Свитер пришлось одеть под гимнастерку, чтоб не светиться с гражданской одеждой. На душе стало ещё жарче, ещё теплее.
Мы ещё несколько раз успели поцеловаться, но уже под бренчание вёдер и шум начинающейся в соседней комнате жаркой приборки.
— Света, а когда?..
— Пашенька, дорогой, я ещё не знаю точно, через сколько дней я вернусь. График и погода могут всё изменить… Но ты не переживай за меня, хорошо? Только не переживай. Жди. Я сразу, как сегодня, прилечу, и к тебе. Ладно?
— Да, да. Я жду. Жду! Только ты недолго.
— Ладно. Я постараюсь. До свиданья, Пашенька мой!
— До свиданья!
— Вы всё, командир? — уже без стука, по-свойски, широко улыбаясь, утвердительным тоном спрашивает помдеж, гостеприимно пропуская в комнату молодых солдат, уборщиков.

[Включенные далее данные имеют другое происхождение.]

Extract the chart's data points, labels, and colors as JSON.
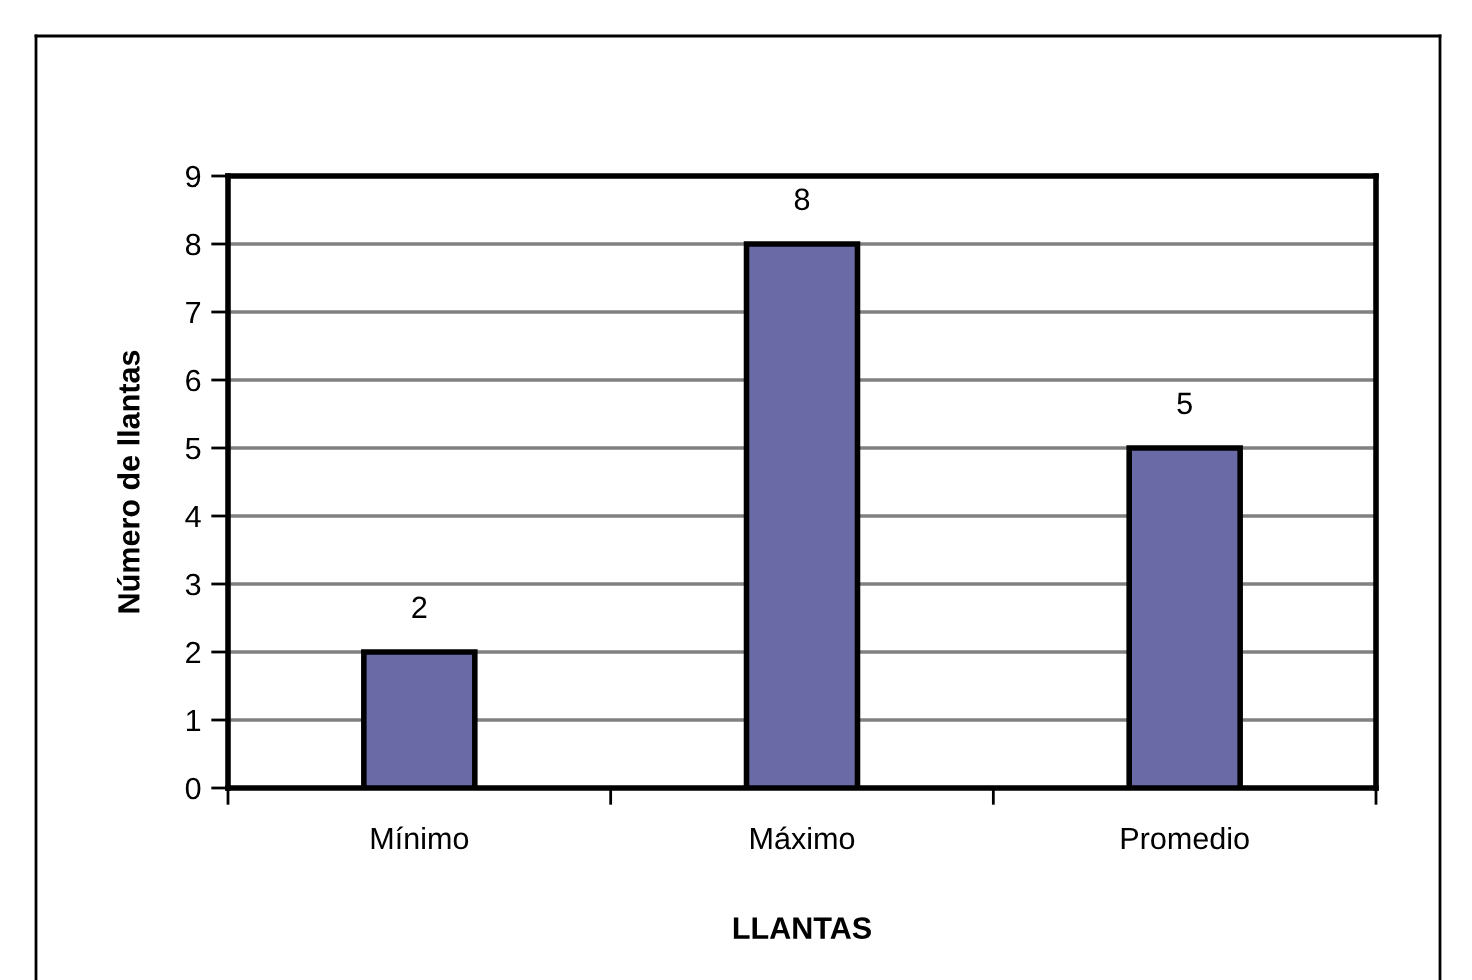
{
  "chart_data": {
    "type": "bar",
    "categories": [
      "Mínimo",
      "Máximo",
      "Promedio"
    ],
    "values": [
      2,
      8,
      5
    ],
    "color": "#6a6aa6",
    "xlabel": "LLANTAS",
    "ylabel": "Número de llantas",
    "ylim": [
      0,
      9
    ],
    "yticks": [
      0,
      1,
      2,
      3,
      4,
      5,
      6,
      7,
      8,
      9
    ],
    "grid": "y",
    "data_labels": true
  }
}
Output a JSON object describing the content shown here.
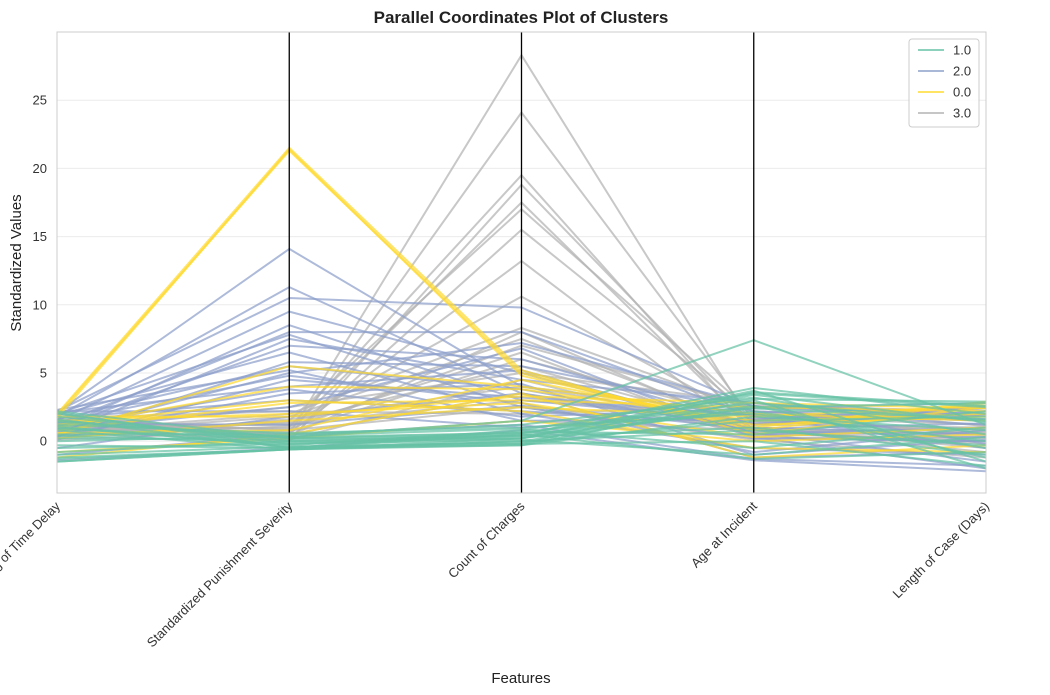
{
  "chart_data": {
    "type": "parallel_coordinates",
    "title": "Parallel Coordinates Plot of Clusters",
    "xlabel": "Features",
    "ylabel": "Standardized Values",
    "ylim": [
      -3.8,
      30
    ],
    "yticks": [
      0,
      5,
      10,
      15,
      20,
      25
    ],
    "features": [
      "Log of Time Delay",
      "Standardized Punishment Severity",
      "Count of Charges",
      "Age at Incident",
      "Length of Case (Days)"
    ],
    "legend": {
      "position": "top-right",
      "entries": [
        {
          "label": "1.0",
          "color": "#66c2a5"
        },
        {
          "label": "2.0",
          "color": "#8da0cb"
        },
        {
          "label": "0.0",
          "color": "#ffd92f"
        },
        {
          "label": "3.0",
          "color": "#b3b3b3"
        }
      ]
    },
    "series": [
      {
        "name": "3.0",
        "color": "#b3b3b3",
        "lines": [
          [
            1.5,
            0.5,
            28.3,
            1.0,
            0.5
          ],
          [
            1.2,
            0.3,
            24.1,
            1.5,
            0.8
          ],
          [
            0.8,
            1.0,
            19.5,
            0.5,
            0.2
          ],
          [
            1.0,
            0.0,
            18.8,
            1.2,
            1.0
          ],
          [
            1.6,
            0.8,
            17.5,
            0.8,
            -0.2
          ],
          [
            0.5,
            1.5,
            17.0,
            2.0,
            0.4
          ],
          [
            1.3,
            0.2,
            15.5,
            1.8,
            1.2
          ],
          [
            0.9,
            0.6,
            13.2,
            0.3,
            0.0
          ],
          [
            1.1,
            1.2,
            10.6,
            1.5,
            0.6
          ],
          [
            0.7,
            2.0,
            8.3,
            2.2,
            1.5
          ],
          [
            1.4,
            0.4,
            8.0,
            0.7,
            0.9
          ],
          [
            0.6,
            1.8,
            7.5,
            1.0,
            -0.5
          ],
          [
            1.2,
            0.9,
            7.0,
            2.5,
            1.8
          ],
          [
            0.3,
            1.1,
            6.5,
            0.2,
            0.3
          ],
          [
            1.8,
            0.7,
            6.0,
            1.6,
            2.0
          ],
          [
            0.4,
            1.4,
            5.5,
            0.9,
            -0.8
          ],
          [
            1.0,
            2.5,
            5.0,
            2.8,
            1.1
          ],
          [
            2.0,
            0.1,
            4.5,
            0.4,
            0.7
          ],
          [
            0.2,
            1.6,
            4.0,
            1.3,
            2.4
          ],
          [
            1.5,
            0.5,
            3.5,
            0.6,
            0.0
          ],
          [
            0.9,
            1.3,
            3.0,
            1.9,
            1.6
          ],
          [
            0.1,
            0.8,
            2.5,
            0.1,
            -1.2
          ],
          [
            1.7,
            2.2,
            2.0,
            2.6,
            2.2
          ],
          [
            0.5,
            0.3,
            1.5,
            0.8,
            0.5
          ]
        ]
      },
      {
        "name": "2.0",
        "color": "#8da0cb",
        "lines": [
          [
            2.1,
            14.1,
            4.0,
            2.0,
            1.5
          ],
          [
            1.8,
            11.3,
            3.5,
            1.0,
            0.5
          ],
          [
            2.2,
            10.5,
            9.8,
            2.5,
            2.0
          ],
          [
            1.5,
            9.5,
            5.0,
            0.5,
            1.0
          ],
          [
            0.9,
            8.5,
            3.0,
            1.5,
            2.5
          ],
          [
            1.2,
            8.0,
            8.0,
            1.8,
            -0.5
          ],
          [
            2.0,
            7.8,
            2.5,
            0.2,
            0.0
          ],
          [
            0.5,
            7.5,
            4.5,
            2.8,
            1.8
          ],
          [
            1.0,
            7.0,
            6.0,
            1.2,
            2.2
          ],
          [
            1.9,
            6.5,
            2.0,
            -0.5,
            -1.0
          ],
          [
            0.3,
            5.8,
            5.5,
            2.2,
            1.2
          ],
          [
            1.6,
            5.5,
            3.8,
            0.8,
            0.3
          ],
          [
            2.3,
            5.2,
            1.5,
            1.6,
            2.6
          ],
          [
            0.7,
            5.0,
            7.2,
            2.6,
            -0.2
          ],
          [
            1.4,
            4.8,
            2.8,
            -0.8,
            0.8
          ],
          [
            0.1,
            4.5,
            3.2,
            1.9,
            1.6
          ],
          [
            2.1,
            4.0,
            5.2,
            0.6,
            -1.5
          ],
          [
            1.1,
            3.8,
            1.8,
            2.4,
            2.8
          ],
          [
            0.4,
            3.5,
            4.2,
            -1.0,
            0.1
          ],
          [
            1.7,
            3.0,
            2.2,
            1.3,
            1.9
          ],
          [
            0.8,
            2.5,
            6.8,
            0.3,
            -2.0
          ],
          [
            2.2,
            2.2,
            1.0,
            2.1,
            2.4
          ],
          [
            -0.5,
            1.8,
            3.5,
            -1.2,
            -0.8
          ],
          [
            1.3,
            1.2,
            2.6,
            0.9,
            1.3
          ],
          [
            -1.0,
            0.5,
            1.2,
            -1.3,
            -1.8
          ],
          [
            -1.4,
            -0.5,
            0.8,
            -1.4,
            -2.2
          ]
        ]
      },
      {
        "name": "0.0",
        "color": "#ffd92f",
        "lines": [
          [
            2.0,
            21.5,
            5.2,
            0.5,
            2.5
          ],
          [
            1.9,
            21.3,
            5.0,
            0.8,
            2.8
          ],
          [
            1.7,
            21.4,
            4.8,
            1.0,
            2.9
          ],
          [
            0.5,
            5.5,
            4.0,
            2.0,
            1.5
          ],
          [
            1.0,
            4.0,
            3.8,
            1.5,
            2.0
          ],
          [
            -1.2,
            0.5,
            3.5,
            -1.2,
            -0.3
          ],
          [
            0.8,
            2.8,
            3.0,
            2.5,
            2.2
          ],
          [
            1.5,
            2.0,
            2.8,
            0.3,
            1.0
          ],
          [
            0.2,
            1.5,
            2.5,
            1.8,
            2.6
          ],
          [
            1.2,
            3.0,
            2.2,
            -0.5,
            -0.8
          ],
          [
            0.6,
            0.8,
            4.5,
            1.2,
            1.8
          ],
          [
            1.8,
            1.8,
            3.3,
            2.8,
            2.4
          ],
          [
            -0.8,
            0.2,
            1.5,
            0.0,
            0.5
          ]
        ]
      },
      {
        "name": "1.0",
        "color": "#66c2a5",
        "lines": [
          [
            1.5,
            0.3,
            1.5,
            7.4,
            1.2
          ],
          [
            2.1,
            -0.5,
            0.5,
            3.9,
            2.0
          ],
          [
            1.8,
            0.0,
            0.2,
            3.7,
            -1.5
          ],
          [
            1.0,
            -0.3,
            0.8,
            3.5,
            2.5
          ],
          [
            0.5,
            0.5,
            1.2,
            3.2,
            0.5
          ],
          [
            -1.5,
            -0.6,
            -0.3,
            3.0,
            -2.0
          ],
          [
            2.2,
            0.2,
            0.6,
            2.8,
            1.5
          ],
          [
            0.8,
            -0.6,
            0.0,
            2.5,
            2.8
          ],
          [
            -0.5,
            -0.2,
            0.4,
            2.2,
            -0.5
          ],
          [
            1.2,
            0.6,
            1.0,
            2.0,
            0.0
          ],
          [
            -1.0,
            -0.4,
            -0.1,
            1.5,
            1.8
          ],
          [
            0.2,
            0.1,
            0.3,
            1.0,
            -1.0
          ],
          [
            1.6,
            -0.5,
            0.7,
            0.5,
            2.2
          ],
          [
            -1.3,
            -0.6,
            -0.2,
            0.0,
            -1.8
          ],
          [
            0.0,
            0.4,
            0.9,
            -0.5,
            1.0
          ],
          [
            2.0,
            -0.2,
            0.1,
            -1.0,
            0.3
          ],
          [
            -0.8,
            0.0,
            0.5,
            -1.3,
            -0.8
          ],
          [
            1.1,
            -0.4,
            -0.2,
            3.6,
            2.6
          ],
          [
            -1.5,
            -0.6,
            0.2,
            3.4,
            1.4
          ],
          [
            0.9,
            0.2,
            0.4,
            2.6,
            -1.2
          ],
          [
            -0.3,
            -0.5,
            -0.3,
            1.8,
            0.8
          ],
          [
            1.4,
            0.3,
            0.6,
            3.1,
            2.9
          ],
          [
            -1.2,
            -0.6,
            0.0,
            0.8,
            -0.3
          ],
          [
            0.4,
            -0.1,
            0.2,
            2.4,
            1.6
          ]
        ]
      }
    ]
  }
}
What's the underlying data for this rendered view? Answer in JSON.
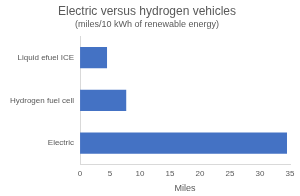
{
  "chart_data": {
    "type": "bar",
    "orientation": "horizontal",
    "title": "Electric versus hydrogen vehicles",
    "subtitle": "(miles/10 kWh of renewable energy)",
    "categories": [
      "Liquid efuel ICE",
      "Hydrogen fuel cell",
      "Electric"
    ],
    "values": [
      4.5,
      7.7,
      34.5
    ],
    "color": "#4472c4",
    "x_label": "Miles",
    "xlim": [
      0,
      35
    ],
    "xticks": [
      0,
      5,
      10,
      15,
      20,
      25,
      30,
      35
    ],
    "grid": false
  }
}
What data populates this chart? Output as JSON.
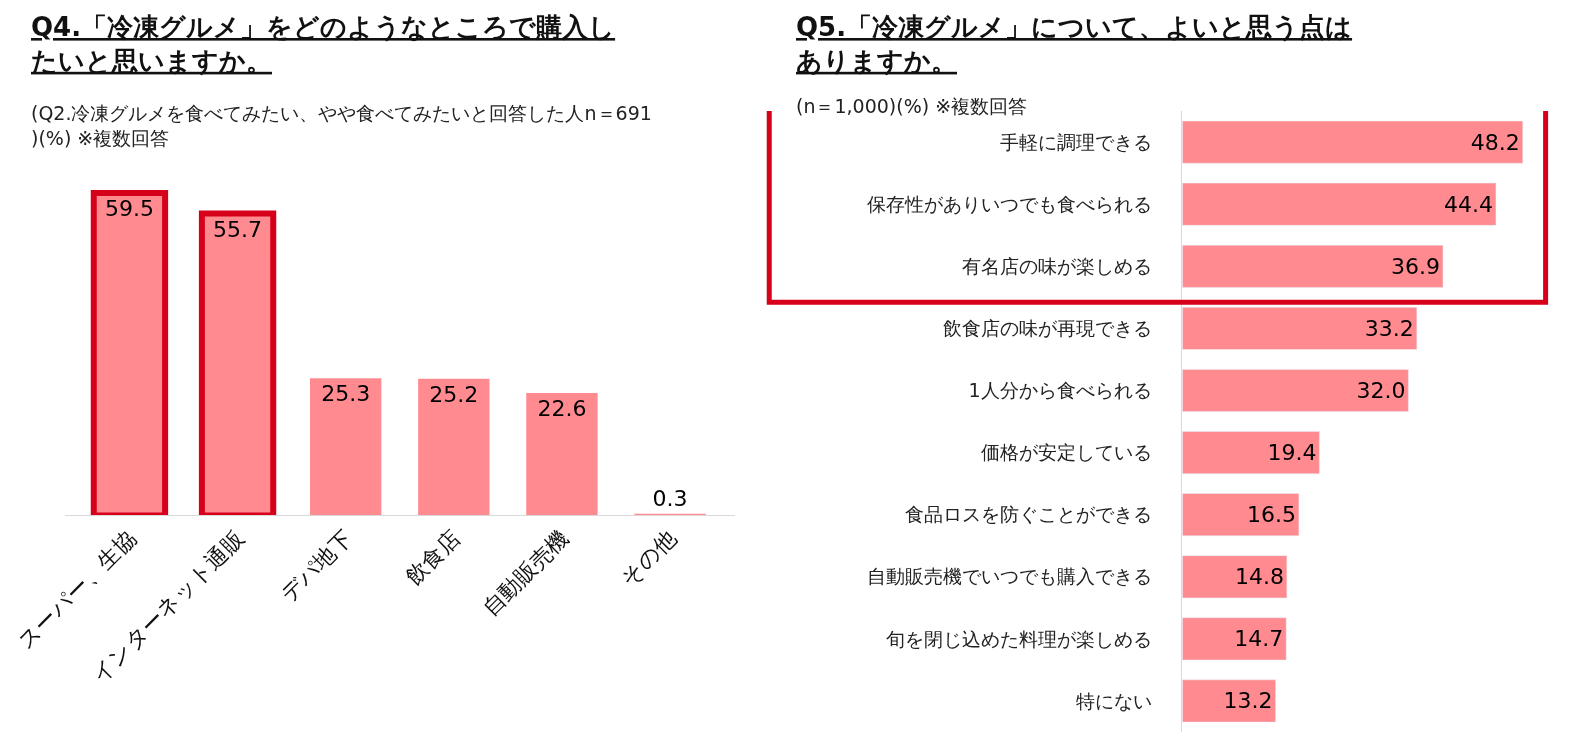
{
  "chart_data": [
    {
      "type": "bar",
      "title": "Q4.「冷凍グルメ」をどのようなところで購入したいと思いますか。",
      "subtitle": "(Q2.冷凍グルメを食べてみたい、やや食べてみたいと回答した人n＝691)(%) ※複数回答",
      "categories": [
        "スーパー、生協",
        "インターネット通販",
        "デパ地下",
        "飲食店",
        "自動販売機",
        "その他"
      ],
      "values": [
        59.5,
        55.7,
        25.3,
        25.2,
        22.6,
        0.3
      ],
      "value_labels": [
        "59.5",
        "55.7",
        "25.3",
        "25.2",
        "22.6",
        "0.3"
      ],
      "color": "#ff8a8f"
    },
    {
      "type": "bar",
      "orientation": "horizontal",
      "title": "Q5.「冷凍グルメ」について、よいと思う点はありますか。",
      "subtitle": "(n＝1,000)(%) ※複数回答",
      "categories": [
        "手軽に調理できる",
        "保存性がありいつでも食べられる",
        "有名店の味が楽しめる",
        "飲食店の味が再現できる",
        "1人分から食べられる",
        "価格が安定している",
        "食品ロスを防ぐことができる",
        "自動販売機でいつでも購入できる",
        "旬を閉じ込めた料理が楽しめる",
        "特にない"
      ],
      "values": [
        48.2,
        44.4,
        36.9,
        33.2,
        32.0,
        19.4,
        16.5,
        14.8,
        14.7,
        13.2
      ],
      "value_labels": [
        "48.2",
        "44.4",
        "36.9",
        "33.2",
        "32.0",
        "19.4",
        "16.5",
        "14.8",
        "14.7",
        "13.2"
      ],
      "color": "#ff8a8f"
    }
  ]
}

Молодые солдаты (весенний призыв), двое, шаркая пятками сапог, с подвернутыми до локтей рукавами гимнастёрок, с ведром и мокрыми тряпками в руках, протиснулись в комнату свиданий и встали открыв рты, с любопытством и восхищением глядя на Светлану. Какая краси-ивая! Да-а-а!
Я помог донести её сумку до выхода из КПП. Долго стоял в дверях махая рукой, пока она, в своей белой блузке, и её тонкая машущая в ответ рука, не затерялись в толпе прохожих. В чужой равнодушной мне толпе.